According to News4Jax, No Casinos Inc. is planning to file several lawsuits at the state and federal level to stop the compact. The Florida Gaming Compact went into effect earlier this week.
Lawsuits to delay Florida online sports betting?
Las week the U.S. Department of the Interior did not approve or deny the gaming compact, instead letting it go into effect with a non-decision.
“As a result, the Compact is considered to have been approved by operation of law to the extent that it complies with IGRA and existing Federal law. The Compact will become effective upon the publication of notice in the Federal Register,” Bryan Newland, Principal Deputy Assistant Secretary of Indian Affairs, wrote in the Department of the Interior’s approval letter.
The 30-year gaming compact is estimated to bring $6 billion to the Sunshine State over the next 30 years and officially legalize Florida sports betting. It gives exclusive sports betting rights to the Seminole Tribe, allow craps and roulette, and is estimated to provide $2.5 billion to the state in the first 5 years alone, with annual payments of at least $500 million.
The earliest date Florida sports betting can begin in Oct. 15, but challenges in court will likely delay the launch.
No Casinos Inc. will likely file lawsuits around the compact potentially violating the Indian Gaming Regulatory Act (IGRA), which states that all wagers must take place on tribal lands. The approved compact allows Florida online sports betting for the entire state, as it argues online bets are technically placed on tribal land as the internet servers that process the bets are located in Seminole Tribe casinos.
The Department of the Interior noted in its letter that the online sports betting qualifications in the compact did not run afoul of IGRA and evolving technology should not be an impediment to tribal gaming.
“In examining the permissibility of mobile sports betting under IGRA as a novel matter, the Department seeks to uphold the intent of IGRA and notes that: 1) evolving technology should not be an impediment to tribes participating in the gaming industry; 2) the pursuit of mobile gaming is in-line with the public policy considerations of IGRA to promote tribal economic development, self sufficiency, and strong tribal governments; and 3) the purposes of IGRA would be served through the improvement of tribal-state cooperation in the regulation of mobile wagering.”
Amendment 3 still a concern for No Casinos Inc.
Additionally, a lawsuit at the state level could be filed arguing the gaming compact violates Amendment 3. Amendment 3, a voter approved 2018 constitutional amendment, requires any new casino gambling laws to be approved by voters. No Casinos have argued that voters should have the final say on the legality of sports betting being offered in the state.
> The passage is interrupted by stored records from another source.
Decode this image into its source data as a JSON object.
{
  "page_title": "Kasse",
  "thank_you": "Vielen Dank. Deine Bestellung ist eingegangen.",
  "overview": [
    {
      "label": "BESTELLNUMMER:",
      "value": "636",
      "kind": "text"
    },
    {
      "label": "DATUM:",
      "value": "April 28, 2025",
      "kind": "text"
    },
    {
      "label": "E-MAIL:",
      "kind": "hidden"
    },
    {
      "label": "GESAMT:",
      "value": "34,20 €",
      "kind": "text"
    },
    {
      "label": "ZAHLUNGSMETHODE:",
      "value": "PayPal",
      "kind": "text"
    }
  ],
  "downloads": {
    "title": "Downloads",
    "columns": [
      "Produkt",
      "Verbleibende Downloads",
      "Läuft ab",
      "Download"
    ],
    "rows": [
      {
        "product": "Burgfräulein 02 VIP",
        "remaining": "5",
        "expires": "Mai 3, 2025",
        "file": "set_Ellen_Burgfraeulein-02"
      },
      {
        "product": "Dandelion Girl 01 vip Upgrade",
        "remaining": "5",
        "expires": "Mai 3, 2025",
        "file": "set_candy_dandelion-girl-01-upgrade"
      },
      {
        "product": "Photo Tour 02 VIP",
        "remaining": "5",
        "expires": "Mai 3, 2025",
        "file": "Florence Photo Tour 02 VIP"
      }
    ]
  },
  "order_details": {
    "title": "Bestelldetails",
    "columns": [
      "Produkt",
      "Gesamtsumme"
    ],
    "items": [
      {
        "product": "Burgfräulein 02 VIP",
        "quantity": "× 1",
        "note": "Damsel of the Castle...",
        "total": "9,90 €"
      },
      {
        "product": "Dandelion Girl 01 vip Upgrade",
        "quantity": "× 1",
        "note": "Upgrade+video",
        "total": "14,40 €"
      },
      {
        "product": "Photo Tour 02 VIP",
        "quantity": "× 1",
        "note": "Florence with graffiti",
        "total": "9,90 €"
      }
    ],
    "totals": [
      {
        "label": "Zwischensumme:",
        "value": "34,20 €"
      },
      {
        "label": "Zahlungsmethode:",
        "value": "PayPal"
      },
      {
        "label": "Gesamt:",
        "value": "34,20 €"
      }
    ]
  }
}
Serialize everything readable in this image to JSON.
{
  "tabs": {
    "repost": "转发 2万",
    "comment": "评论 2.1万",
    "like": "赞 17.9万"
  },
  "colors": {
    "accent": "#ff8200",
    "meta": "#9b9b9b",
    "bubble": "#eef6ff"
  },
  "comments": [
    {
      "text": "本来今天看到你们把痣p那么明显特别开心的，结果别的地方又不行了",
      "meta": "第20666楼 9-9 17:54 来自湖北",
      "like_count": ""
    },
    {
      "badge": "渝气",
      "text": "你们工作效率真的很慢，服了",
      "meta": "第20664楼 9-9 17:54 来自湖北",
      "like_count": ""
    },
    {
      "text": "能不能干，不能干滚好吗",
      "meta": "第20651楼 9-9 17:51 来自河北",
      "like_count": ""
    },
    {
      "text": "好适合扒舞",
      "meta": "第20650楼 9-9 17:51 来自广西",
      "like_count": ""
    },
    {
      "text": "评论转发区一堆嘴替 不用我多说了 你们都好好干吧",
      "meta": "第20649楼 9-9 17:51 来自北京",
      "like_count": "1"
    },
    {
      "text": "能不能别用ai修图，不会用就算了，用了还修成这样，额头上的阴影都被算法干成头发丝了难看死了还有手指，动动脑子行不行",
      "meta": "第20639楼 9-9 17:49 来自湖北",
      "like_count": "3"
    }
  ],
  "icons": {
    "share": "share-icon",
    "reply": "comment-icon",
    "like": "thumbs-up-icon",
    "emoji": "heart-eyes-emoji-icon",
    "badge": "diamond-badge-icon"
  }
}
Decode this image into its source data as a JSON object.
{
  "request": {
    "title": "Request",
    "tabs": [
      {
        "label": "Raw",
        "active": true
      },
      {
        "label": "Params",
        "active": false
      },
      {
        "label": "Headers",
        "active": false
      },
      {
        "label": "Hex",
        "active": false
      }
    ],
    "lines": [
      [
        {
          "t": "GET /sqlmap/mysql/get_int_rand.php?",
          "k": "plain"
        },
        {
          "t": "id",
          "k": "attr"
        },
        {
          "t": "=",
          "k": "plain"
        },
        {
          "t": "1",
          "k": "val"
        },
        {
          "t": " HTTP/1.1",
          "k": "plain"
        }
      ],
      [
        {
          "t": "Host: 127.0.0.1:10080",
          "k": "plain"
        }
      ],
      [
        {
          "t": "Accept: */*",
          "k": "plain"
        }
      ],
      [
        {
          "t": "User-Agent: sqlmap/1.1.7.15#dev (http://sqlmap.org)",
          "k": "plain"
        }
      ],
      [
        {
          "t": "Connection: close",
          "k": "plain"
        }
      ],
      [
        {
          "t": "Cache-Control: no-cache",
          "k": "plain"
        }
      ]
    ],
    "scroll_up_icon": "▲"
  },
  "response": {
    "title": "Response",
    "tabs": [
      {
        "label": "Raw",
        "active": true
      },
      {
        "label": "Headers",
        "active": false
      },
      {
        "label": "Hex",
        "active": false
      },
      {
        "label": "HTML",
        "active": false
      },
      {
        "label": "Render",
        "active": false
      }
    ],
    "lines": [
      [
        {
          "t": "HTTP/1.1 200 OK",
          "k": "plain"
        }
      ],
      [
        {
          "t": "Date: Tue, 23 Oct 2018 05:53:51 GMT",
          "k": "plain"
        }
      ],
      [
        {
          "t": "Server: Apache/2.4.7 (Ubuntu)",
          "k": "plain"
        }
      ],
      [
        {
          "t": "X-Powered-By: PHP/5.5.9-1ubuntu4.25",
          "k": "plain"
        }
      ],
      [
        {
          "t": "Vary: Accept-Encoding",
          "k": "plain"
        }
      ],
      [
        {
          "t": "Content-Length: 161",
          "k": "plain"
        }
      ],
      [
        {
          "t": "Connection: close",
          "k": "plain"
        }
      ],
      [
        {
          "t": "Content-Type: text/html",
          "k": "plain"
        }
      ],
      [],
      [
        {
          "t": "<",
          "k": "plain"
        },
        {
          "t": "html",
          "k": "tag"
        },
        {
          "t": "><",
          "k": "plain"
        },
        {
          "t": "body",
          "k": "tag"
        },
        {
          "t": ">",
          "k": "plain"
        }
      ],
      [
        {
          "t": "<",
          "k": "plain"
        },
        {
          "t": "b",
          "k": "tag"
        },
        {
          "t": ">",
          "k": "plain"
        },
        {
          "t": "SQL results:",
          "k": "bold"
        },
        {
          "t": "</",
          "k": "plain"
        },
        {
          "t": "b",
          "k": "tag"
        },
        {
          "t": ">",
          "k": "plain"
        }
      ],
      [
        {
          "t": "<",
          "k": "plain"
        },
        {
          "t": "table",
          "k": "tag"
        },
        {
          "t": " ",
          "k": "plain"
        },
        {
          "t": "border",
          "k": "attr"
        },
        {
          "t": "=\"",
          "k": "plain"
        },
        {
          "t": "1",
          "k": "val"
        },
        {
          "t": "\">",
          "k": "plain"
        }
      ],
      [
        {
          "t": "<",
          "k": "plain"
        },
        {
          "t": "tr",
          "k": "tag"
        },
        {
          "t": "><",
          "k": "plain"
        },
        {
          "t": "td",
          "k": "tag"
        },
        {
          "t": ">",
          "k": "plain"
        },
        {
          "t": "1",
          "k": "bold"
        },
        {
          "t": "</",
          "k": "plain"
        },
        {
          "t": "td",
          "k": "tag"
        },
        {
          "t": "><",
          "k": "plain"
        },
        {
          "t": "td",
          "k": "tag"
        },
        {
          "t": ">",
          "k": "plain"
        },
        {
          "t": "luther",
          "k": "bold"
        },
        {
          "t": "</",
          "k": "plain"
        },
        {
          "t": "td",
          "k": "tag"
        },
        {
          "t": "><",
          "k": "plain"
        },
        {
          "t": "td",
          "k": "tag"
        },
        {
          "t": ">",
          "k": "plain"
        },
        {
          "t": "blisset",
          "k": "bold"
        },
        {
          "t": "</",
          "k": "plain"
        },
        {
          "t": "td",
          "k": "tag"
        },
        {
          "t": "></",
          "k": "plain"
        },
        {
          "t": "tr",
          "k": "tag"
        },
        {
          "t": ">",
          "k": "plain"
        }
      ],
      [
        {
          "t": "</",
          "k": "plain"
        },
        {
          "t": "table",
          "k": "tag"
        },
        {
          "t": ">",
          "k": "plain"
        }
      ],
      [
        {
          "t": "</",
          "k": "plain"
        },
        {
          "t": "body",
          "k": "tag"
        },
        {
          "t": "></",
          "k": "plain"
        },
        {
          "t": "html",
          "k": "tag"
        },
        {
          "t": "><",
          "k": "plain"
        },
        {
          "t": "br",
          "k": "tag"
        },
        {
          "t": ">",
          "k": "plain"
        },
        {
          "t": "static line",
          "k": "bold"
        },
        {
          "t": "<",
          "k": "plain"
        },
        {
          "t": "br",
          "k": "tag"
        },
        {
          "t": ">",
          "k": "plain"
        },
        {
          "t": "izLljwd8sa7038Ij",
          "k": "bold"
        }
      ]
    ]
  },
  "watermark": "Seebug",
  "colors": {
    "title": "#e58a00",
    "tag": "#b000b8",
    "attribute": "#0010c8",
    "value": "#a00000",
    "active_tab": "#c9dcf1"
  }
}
Supporters of the compact have argued that “sports betting” is not mentioned in the constitutional amendment and was not a common game offered in the 2018 amendment, so it should not be included moving forward.
This amendment ensures that Florida voters shall have the exclusive right to decide whether to authorize casino gambling by requiring that in order for casino gambling to be authorized under Florida law, it must be approved by Florida voters pursuant to Article XI, Section 3 of the Florida Constitution.
This would not be the first legal challenge mounted against the gaming compact. West Flagler Associates, on behalf of Magic City Casino, and Bonita Springs Poker Room filed a lawsuit against the compact in early July. The lawsuit contends the Florida online sports betting component of the document violates IGRA.